If TrackMania is anything to go by, then the game will be filled with plenty of fan created maps and game types. I’m personally not intelligent enough to design such maps, but the map creation was easy to grasp to begin basic adjustments. It’s the lack of information in the game that could problematically stop people from delving into creating content, but the internet does have wikiguides to help point people in the right direction, if they are willing to try.

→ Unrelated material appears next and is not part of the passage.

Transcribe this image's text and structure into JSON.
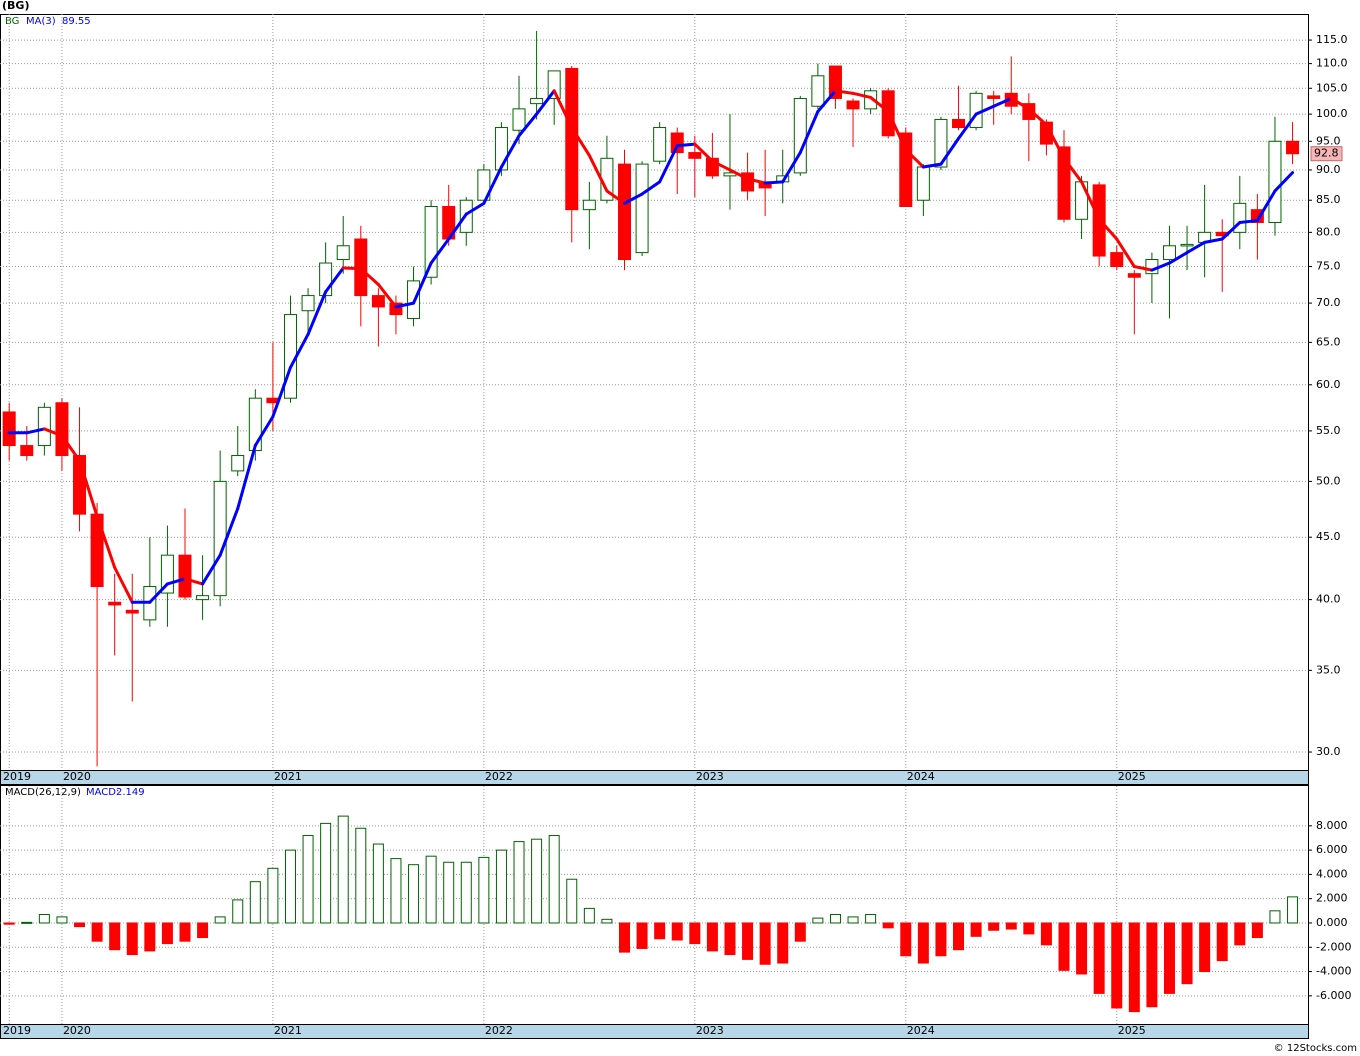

Visuals are good enough, but I wouldn’t say they were outstanding due to the bland art direction. There is only one theme for the environment at the moment, so prepare to see lots of grass, brown cliffs, caves, trees and shallow water. Nadeo are following in the footsteps ofTrackMania 2 and offering future packs that are based around various themes. The next one due is ShootMania Cryo, which is centred on snow and will come with its own physics and rule sets. The first-person perspective is literally a crosshair, no gun or anything, and the UI uses metres at the bottom to represent health, stamina and ammo, while the top shows time and score. The chat window can get messy when everyone is using their own colours and strange text alterations that look like a mishmash of a baby’s colouring book gone wrong.
There’s a hurdle you have to overcome when first entering the world of Shootmania, specifically if you aren’t used to playing such classic, fast-paced shooters, but on a personal note, after an hour or two it began to grow on me as I understood what made the game tick. It sure won’t be a game for everyone, and it doesn’t do well to introduce new players, but I feel that the gameplay speaks for itself with Nadeo’s simple yet deep approach. If you want to shoot people in a different way and have a tolerance to learn, then ShootMania is the place to go and do that, and the future can only look brighter once the community floods the game with their creativity.